1.jpg - Bild entfernt (keine Rechte) Bildstein aus Stenkyrka Smiss auf Gotland
2.jpg - Bild entfernt (keine Rechte) Ein Schiff der Expedition der Königin Hatshepsut nach Punt, 1500 BC
3.jpg - Bild entfernt (keine Rechte) Römisches Handelsschiff aus dem 2. Jahrhundert AD. Dieses Schiff hatte 12 Buggordings zum Reffen des Segels.
Last uns einmal die eingangs abgebildeten Bildsteine und die nachfolgenden Skizzen zusammen mit der Münze betrachten, dann erkennen wir das diese rautenförmigen Linien jedem germanischen Bildschneider so wichtig waren das sie bei keinem noch so kleinem „Schiffchen“ vergessen wurden.
4.jpg - Bild entfernt (keine Rechte) Auf diesem kleinen Bildstein von Halla Broa auf Gotland sind, ebenso wie auf dem vorhergehenden, die Schnittpunkte der diagonalen Linien besonders markiert.

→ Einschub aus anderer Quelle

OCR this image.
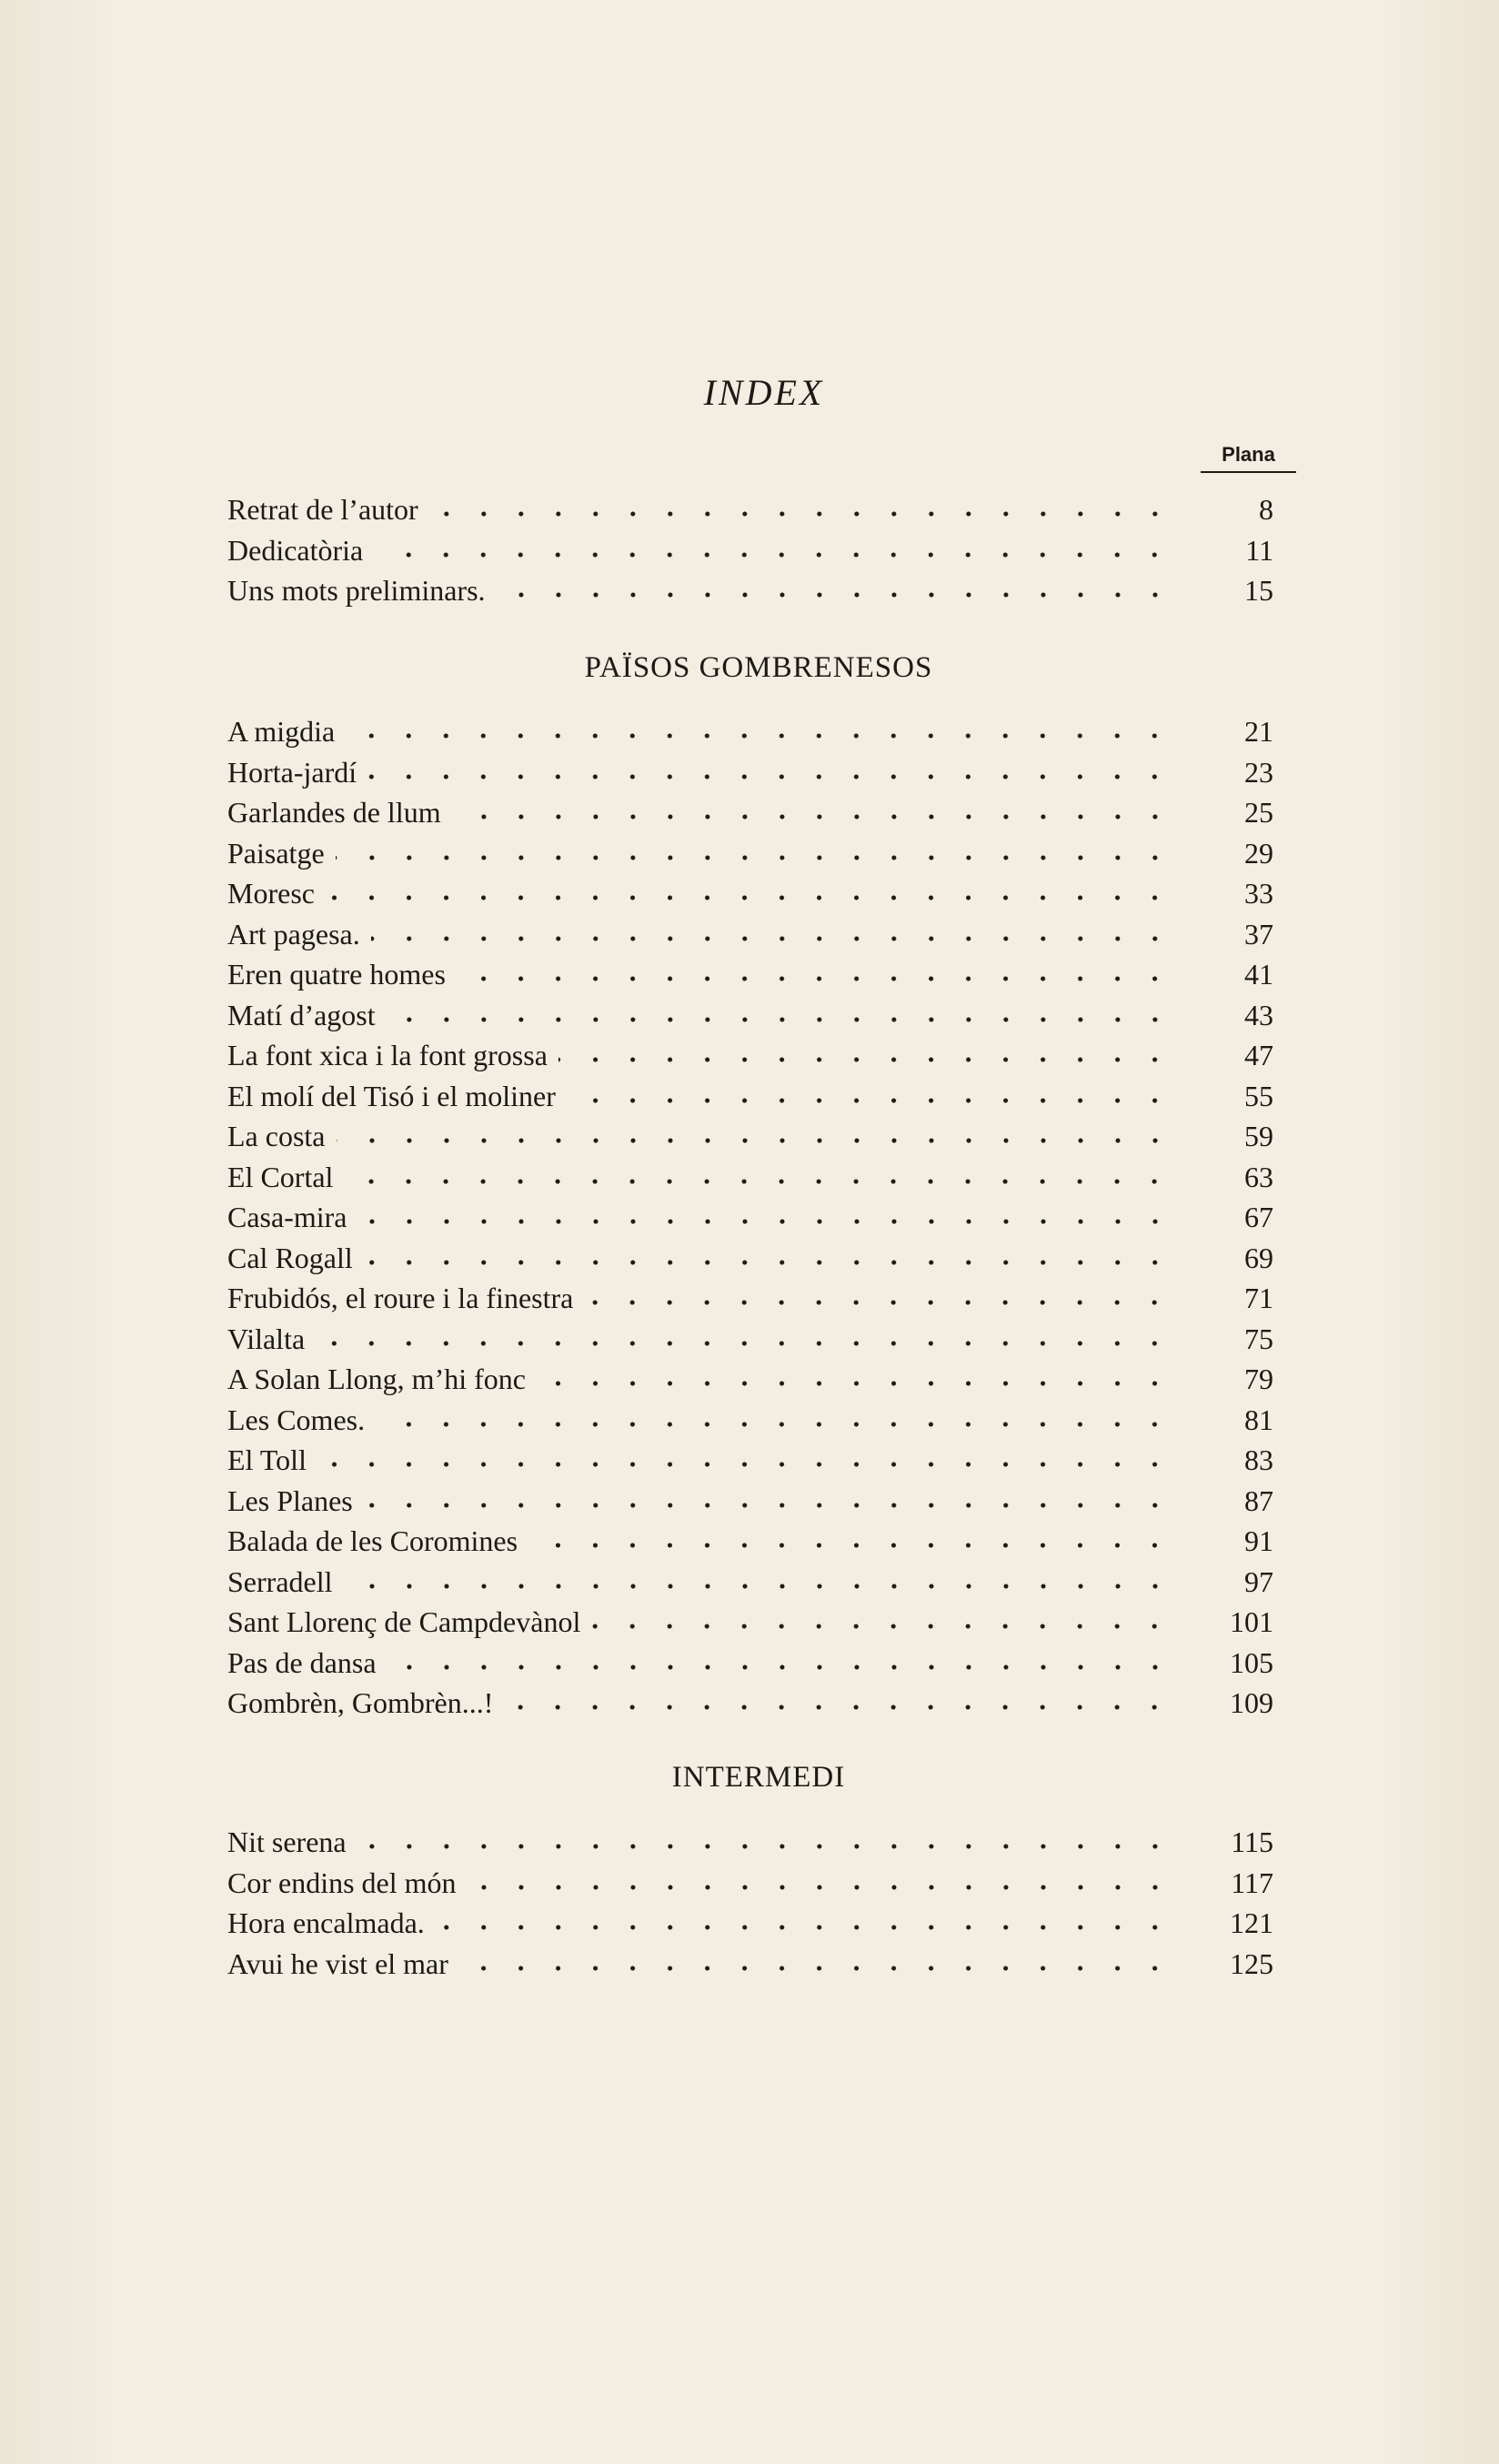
INDEX
Plana
Retrat de l’autor	8
Dedicatòria	11
Uns mots preliminars.	15
PAÏSOS GOMBRENESOS
A migdia	21
Horta-jardí	23
Garlandes de llum	25
Paisatge	29
Moresc	33
Art pagesa.	37
Eren quatre homes	41
Matí d’agost	43
La font xica i la font grossa	47
El molí del Tisó i el moliner	55
La costa	59
El Cortal	63
Casa-mira	67
Cal Rogall	69
Frubidós, el roure i la finestra	71
Vilalta	75
A Solan Llong, m’hi fonc	79
Les Comes.	81
El Toll	83
Les Planes	87
Balada de les Coromines	91
Serradell	97
Sant Llorenç de Campdevànol	101
Pas de dansa	105
Gombrèn, Gombrèn...!	109
INTERMEDI
Nit serena	115
Cor endins del món	117
Hora encalmada.	121
Avui he vist el mar	125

Über das wozu wird in der nachfolgenden Hypothese diskutiert.
Mit den folgenden Skizzen möchte ich weitere Steinritzungen vorstellen die noch andere Segel handhabende Leinen derstellen. Alle gemeinsam geben uns ein gutes Bild einer zur Wikingzeit gebräuchlichen Takelage. Alle diese schildführenden Abbildungen müssen als Langboote gesehen werden.
5.jpg - Bild entfernt (keine Rechte) Oben links zeigt neben der Netzzeichnung oberhalb des Segels einmal den Vorstag und die nach hinten weisende Pardune, außerdem die handgehaltenen Netzschoten. Oben rechts sehen wir das Segelnetz, die handgehaltenen Netzschoten, den Vorstag, eine Bulin und eine normale Schot. Unten links wieder ein unterbrochenes Netz mit Knotenpunkten, die Handschoten, Bulin und Vorstag. Unten rechts finden wir eine sonst nicht gezeigte Leine, die von den dicht am Mast ausgehenden Handschoten mehrmals um den Mast geschlungene Leine um den Bauch des Segels dichter am Mast halten zu können.

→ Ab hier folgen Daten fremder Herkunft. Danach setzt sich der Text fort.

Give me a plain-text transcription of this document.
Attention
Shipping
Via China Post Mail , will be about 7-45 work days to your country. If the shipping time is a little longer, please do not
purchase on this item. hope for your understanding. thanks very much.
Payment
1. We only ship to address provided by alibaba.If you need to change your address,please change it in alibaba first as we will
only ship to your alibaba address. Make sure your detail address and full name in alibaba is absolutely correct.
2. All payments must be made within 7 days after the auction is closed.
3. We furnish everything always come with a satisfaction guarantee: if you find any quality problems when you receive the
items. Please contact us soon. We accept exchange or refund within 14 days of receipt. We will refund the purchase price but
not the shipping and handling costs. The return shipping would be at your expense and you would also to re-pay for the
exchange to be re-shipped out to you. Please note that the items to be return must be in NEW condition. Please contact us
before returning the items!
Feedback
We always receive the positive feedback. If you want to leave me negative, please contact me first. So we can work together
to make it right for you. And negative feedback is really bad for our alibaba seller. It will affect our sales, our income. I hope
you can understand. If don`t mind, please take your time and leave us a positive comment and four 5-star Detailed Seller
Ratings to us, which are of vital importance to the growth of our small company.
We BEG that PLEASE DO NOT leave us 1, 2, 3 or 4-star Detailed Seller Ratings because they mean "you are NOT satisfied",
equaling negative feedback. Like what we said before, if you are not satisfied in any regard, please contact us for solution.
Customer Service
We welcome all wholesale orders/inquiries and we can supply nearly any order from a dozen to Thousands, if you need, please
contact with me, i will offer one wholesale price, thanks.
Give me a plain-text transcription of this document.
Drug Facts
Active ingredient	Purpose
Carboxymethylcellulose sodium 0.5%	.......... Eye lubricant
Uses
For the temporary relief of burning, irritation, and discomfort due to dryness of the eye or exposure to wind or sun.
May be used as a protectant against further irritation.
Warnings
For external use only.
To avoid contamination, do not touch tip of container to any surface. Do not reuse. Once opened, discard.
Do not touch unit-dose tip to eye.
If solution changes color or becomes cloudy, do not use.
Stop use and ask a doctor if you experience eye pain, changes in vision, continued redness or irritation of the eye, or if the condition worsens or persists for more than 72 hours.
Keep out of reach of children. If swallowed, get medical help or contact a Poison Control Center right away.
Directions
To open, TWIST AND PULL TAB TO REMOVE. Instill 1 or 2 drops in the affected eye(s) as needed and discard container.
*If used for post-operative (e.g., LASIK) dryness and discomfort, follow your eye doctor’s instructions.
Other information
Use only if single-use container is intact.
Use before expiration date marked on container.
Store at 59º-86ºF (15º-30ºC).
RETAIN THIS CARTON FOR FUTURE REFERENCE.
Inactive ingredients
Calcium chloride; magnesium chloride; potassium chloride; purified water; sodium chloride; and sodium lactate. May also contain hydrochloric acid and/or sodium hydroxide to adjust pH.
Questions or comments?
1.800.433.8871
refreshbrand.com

6.jpg - Bild entfernt (keine Rechte)7.jpg - Bild entfernt (keine Rechte) Bei diesem Bild kann die zum Schothorn befestigte Doppelleine als ein Ausleger (Baum) mit Schot gedeutet werden. Die Wiking Münze gibt uns ein aufgegeites Segel und neben dem Vorstag zwei Pardunen die im Achteschiff befestigt sind.
Die folgenden beiden Fahrzeuge sind klein und für den normalen Bootsverkehr bestimmt. Es zeigt aber das alle Segel, groß oder klein, nach dem gleichen Prinzip bedient wurden.

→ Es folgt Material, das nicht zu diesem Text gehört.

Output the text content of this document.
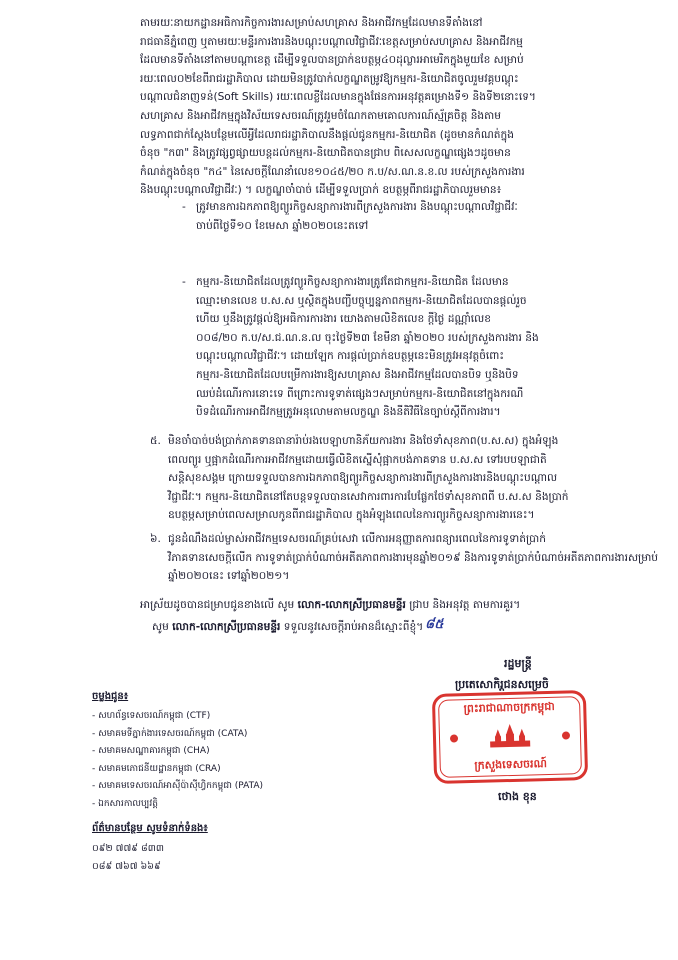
តាមរយៈនាយកដ្ឋានអធិការកិច្ចការងារសម្រាប់សហគ្រាស និងអាជីវកម្មដែលមានទីតាំងនៅ
រាជធានីភ្នំពេញ ឬតាមរយៈមន្ទីរការងារនិងបណ្តុះបណ្តាលវិជ្ជាជីវៈខេត្តសម្រាប់សហគ្រាស និងអាជីវកម្ម
ដែលមានទីតាំងនៅតាមបណ្តាខេត្ត ដើម្បីទទួលបានប្រាក់ឧបត្ថម្ភ៤០ដុល្លារអាមេរិកក្នុងមួយខែ សម្រាប់
រយៈពេល០២ខែពីរាជរដ្ឋាភិបាល ដោយមិនត្រូវបាក់លក្ខណ្ឌតម្រូវឱ្យកម្មករ-និយោជិតចូលរួមវគ្គបណ្តុះ
បណ្តាលជំនាញទន់(Soft Skills) រយៈពេលខ្លីដែលមានក្នុងផែនការអនុវត្តគម្រោងទី១ និងទី២នោះទេ។
សហគ្រាស និងអាជីវកម្មក្នុងវិស័យទេសចរណ៍ត្រូវរួមចំណែកតាមគោលការណ៍ស្ម័គ្រចិត្ត និងតាម
លទ្ធភាពជាក់ស្តែងបន្ថែមលើអ្វីដែលរាជរដ្ឋាភិបាលនឹងផ្តល់ជូនកម្មករ-និយោជិត (ដូចមានកំណត់ក្នុង
ចំនុច "ក៣" និងត្រូវផ្សព្វផ្សាយបន្តដល់កម្មករ-និយោជិតបានជ្រាប ពិសេសលក្ខណ្ឌផ្សេងៗដូចមាន
កំណត់ក្នុងចំនុច "ក៤" នៃសេចក្តីណែនាំលេខ១០៤៥/២០ ក.ប/ស.ណ.ន.ខ.ល របស់ក្រសួងការងារ
និងបណ្តុះបណ្តាលវិជ្ជាជីវៈ) ។ លក្ខណ្ឌចាំបាច់ ដើម្បីទទួលប្រាក់ ឧបត្ថម្ភពីរាជរដ្ឋាភិបាលរួមមាន៖
- ត្រូវមានការឯកភាពឱ្យព្យួរកិច្ចសន្យាការងារពីក្រសួងការងារ និងបណ្តុះបណ្តាលវិជ្ជាជីវៈ
ចាប់ពីថ្ងៃទី១០ ខែមេសា ឆ្នាំ២០២០នេះតទៅ
- កម្មករ-និយោជិតដែលត្រូវព្យួរកិច្ចសន្យាការងារត្រូវតែជាកម្មករ-និយោជិត ដែលមាន
ឈ្មោះមានលេខ ប.ស.ស ឬស្ថិតក្នុងបញ្ជីបច្ចុប្បន្នភាពកម្មករ-និយោជិតដែលបានផ្តល់រួច
ហើយ ឬនឹងត្រូវផ្តល់ឱ្យអធិការការងារ យោងតាមលិខិតលេខ ក្តីថ្ងៃ ដណ្ណាំលេខ
០០៨/២០ ក.ប/ស.ជ.ណ.ន.ល ចុះថ្ងៃទី២៣ ខែមីនា ឆ្នាំ២០២០ របស់ក្រសួងការងារ និង
បណ្តុះបណ្តាលវិជ្ជាជីវៈ។ ដោយឡែក ការផ្តល់ប្រាក់ឧបត្ថម្ភនេះមិនត្រូវអនុវត្តចំពោះ
កម្មករ-និយោជិតដែលបម្រើការងារឱ្យសហគ្រាស និងអាជីវកម្មដែលបានបិទ ឬនិងបិទ
ឈប់ដំណើរការនោះទេ ពីព្រោះការទូទាត់ផ្សេងៗសម្រាប់កម្មករ-និយោជិតនៅក្នុងករណី
បិទដំណើរការអាជីវកម្មត្រូវអនុលោមតាមលក្ខណ្ឌ និងនីតិវិធីនៃច្បាប់ស្តីពីការងារ។
៥. មិនចាំបាច់បង់ប្រាក់ភាគទានធានារ៉ាប់រងបេឡាហានិភ័យការងារ និងថែទាំសុខភាព(ប.ស.ស) ក្នុងអំឡុង
ពេលព្យួរ ឬផ្អាកដំណើរការអាជីវកម្មដោយធ្វើលិខិតស្នើសុំផ្អាកបង់ភាគទាន ប.ស.ស ទៅរបបឡាជាតិ
សន្តិសុខសង្គម ក្រោយទទួលបានការឯកភាពឱ្យព្យួរកិច្ចសន្យាការងារពីក្រសួងការងារនិងបណ្តុះបណ្តាល
វិជ្ជាជីវៈ។ កម្មករ-និយោជិតនៅតែបន្តទទួលបានសេវាការពារការបែផ្លែកថែទាំសុខភាពពី ប.ស.ស និងប្រាក់
ឧបត្ថម្ភសម្រាប់ពេលសម្រាលកូនពីរាជរដ្ឋាភិបាល ក្នុងអំឡុងពេលនៃការព្យួរកិច្ចសន្យាការងារនេះ។
៦. ជូនដំណឹងដល់ម្ចាស់អាជីវកម្មទេសចរណ៍គ្រប់សេវា លើការអនុញ្ញាតការពន្យារពេលនៃការទូទាត់ប្រាក់
វិភាគទានសេចក្តីលើក ការទូទាត់ប្រាក់បំណាច់អតីតភាពការងារមុនឆ្នាំ២០១៩ និងការទូទាត់ប្រាក់បំណាច់អតីតភាពការងារសម្រាប់
ឆ្នាំ២០២០នេះ ទៅឆ្នាំ២០២១។
អាស្រ័យដូចបានជម្រាបជូនខាងលើ សូម លោក-លោកស្រីប្រធានមន្ទីរ ជ្រាប និងអនុវត្ត តាមការគួរ។
សូម លោក-លោកស្រីប្រធានមន្ទីរ ទទួលនូវសេចក្តីរាប់អានដ៏ស្មោះពីខ្ញុំ។ ៨៥
រដ្ឋមន្ត្រី
ប្រតេសោកិរ្តជនសម្រេចិ
ព្រះរាជាណាចក្រកម្ពុជា
ក្រសួងទេសចរណ៍
ថោង ខុន
ចម្លងជូន៖
- សហព័ន្ធទេសចរណ៍កម្ពុជា (CTF)
- សមាគមទីភ្នាក់ងារទេសចរណ៍កម្ពុជា (CATA)
- សមាគមសណ្ឋាគារកម្ពុជា (CHA)
- សមាគមភោជនីយដ្ឋានកម្ពុជា (CRA)
- សមាគមទេសចរណ៍អាស៊ីប៉ាស៊ីហ្វិកកម្ពុជា (PATA)
- ឯកសារកាលប្បវត្តិ
ព័ត៌មានបន្ថែម សូមទំនាក់ទំនង៖
០៩២ ៧៧៩ ៨៣៣
០៨៩ ៧៦៧ ៦៦៩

8.jpg - Bild entfernt (keine Rechte)
Diese Art der Takelung verschwand im 12. oder 13. Jahrhundert und wurde durch Reffbänder ersetzt wie das folgende Bild einer dänischen Kirche aus dem späten 14. Jahrhundert zeigt. Auf die Legende des geheiligten Königs Olav Bezug nehmend gab der Künstler dem Wiking-Langschiff ein Segel seiner Zeit mit zwei Reffbändern.
9.jpg - Bild entfernt (keine Rechte)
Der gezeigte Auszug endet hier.